The use of quaternized polymers have one main advantage over the use of either potassium chloride or amine quaternary monomers in that they are able to provide substantially permanent clay stabilization. The structure of the polymers is such that there are several cationic sites available which are adsorbed simultaneously. Typically, these polymers contain anywhere from 400 to 7500 cationic sites. In order for the polymer to desorb from the clay, all of these cationic sites must simultaneously be displaced. The probability of these occurring is negligible, hence the substantially permanent nature of the treatment.
Prior art clay stabilizing systems are typically directed towards specific clay types.
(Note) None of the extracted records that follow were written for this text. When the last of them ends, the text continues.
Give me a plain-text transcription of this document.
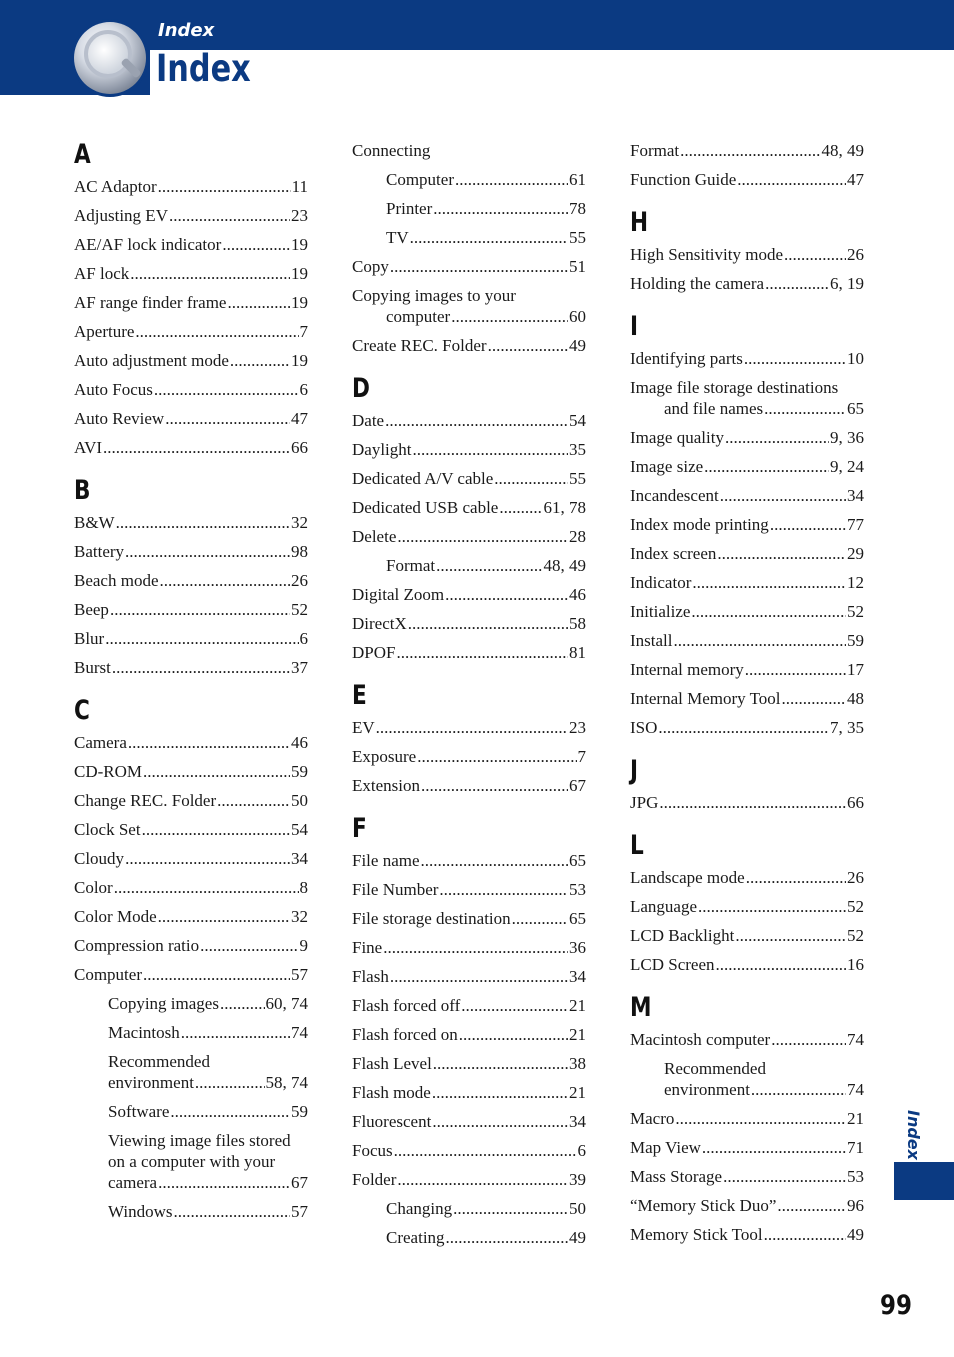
Index
Index
A
AC Adaptor .....	11
Adjusting EV .....	23
AE/AF lock indicator .....	19
AF lock .....	19
AF range finder frame .....	19
Aperture .....	7
Auto adjustment mode .....	19
Auto Focus .....	6
Auto Review .....	47
AVI .....	66
B
B&W .....	32
Battery .....	98
Beach mode .....	26
Beep .....	52
Blur .....	6
Burst .....	37
C
Camera .....	46
CD-ROM .....	59
Change REC. Folder .....	50
Clock Set .....	54
Cloudy .....	34
Color .....	8
Color Mode .....	32
Compression ratio .....	9
Computer .....	57
Copying images .....	60, 74
Macintosh .....	74
Recommended
environment .....	58, 74
Software .....	59
Viewing image files stored
on a computer with your
camera .....	67
Windows .....	57
Connecting
Computer .....	61
Printer .....	78
TV .....	55
Copy .....	51
Copying images to your
computer .....	60
Create REC. Folder .....	49
D
Date .....	54
Daylight .....	35
Dedicated A/V cable .....	55
Dedicated USB cable .....	61, 78
Delete .....	28
Format .....	48, 49
Digital Zoom .....	46
DirectX .....	58
DPOF .....	81
E
EV .....	23
Exposure .....	7
Extension .....	67
F
File name .....	65
File Number .....	53
File storage destination .....	65
Fine .....	36
Flash .....	34
Flash forced off .....	21
Flash forced on .....	21
Flash Level .....	38
Flash mode .....	21
Fluorescent .....	34
Focus .....	6
Folder .....	39
Changing .....	50
Creating .....	49
Format .....	48, 49
Function Guide .....	47
H
High Sensitivity mode .....	26
Holding the camera .....	6, 19
I
Identifying parts .....	10
Image file storage destinations
and file names .....	65
Image quality .....	9, 36
Image size .....	9, 24
Incandescent .....	34
Index mode printing .....	77
Index screen .....	29
Indicator .....	12
Initialize .....	52
Install .....	59
Internal memory .....	17
Internal Memory Tool .....	48
ISO .....	7, 35
J
JPG .....	66
L
Landscape mode .....	26
Language .....	52
LCD Backlight .....	52
LCD Screen .....	16
M
Macintosh computer .....	74
Recommended
environment .....	74
Macro .....	21
Map View .....	71
Mass Storage .....	53
“Memory Stick Duo” .....	96
Memory Stick Tool .....	49
Index
99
Applicant believes however that due to the heterogenous nature of many hydrocarbon bearing shale/clay formations, the specifically directed clay stabilizing systems are limited in their ability to effectively exchange with sodium ions in clay platelets other than in the formation for which they were designed and do not function in all clay types. Further, prior art products that have limited mobility when exposed to heterogeneous clay-type minerals inhibit their ability to effectively transport to the sites where they are needed. Some of the molecules described in the prior art will become adsorbed on the formation rock and therefore will not be available further back in the formation, such as during fracturing, limiting the resultant inflow because clay minerals encountered by the treatment fluid further from the well bore will be destabilized as the fluid will have lost most of the inhibitor molecules.
Many of the systems described in the prior art are pH sensitive and because they are typically single components, as the pH changes with dilution in the conate water and the like, the pH shifts to a pH at which the component can no longer work efficiently, if at all.
Clearly what is required is a clay stabilizer which is effective in all or substantially all of the clay constituents in a heterogeneous clay/shale formation. Preferably, the stabilizer is a single fluid additive which can be used alone or in combination with other wellbore fluids and which remains effective over a broad pH range.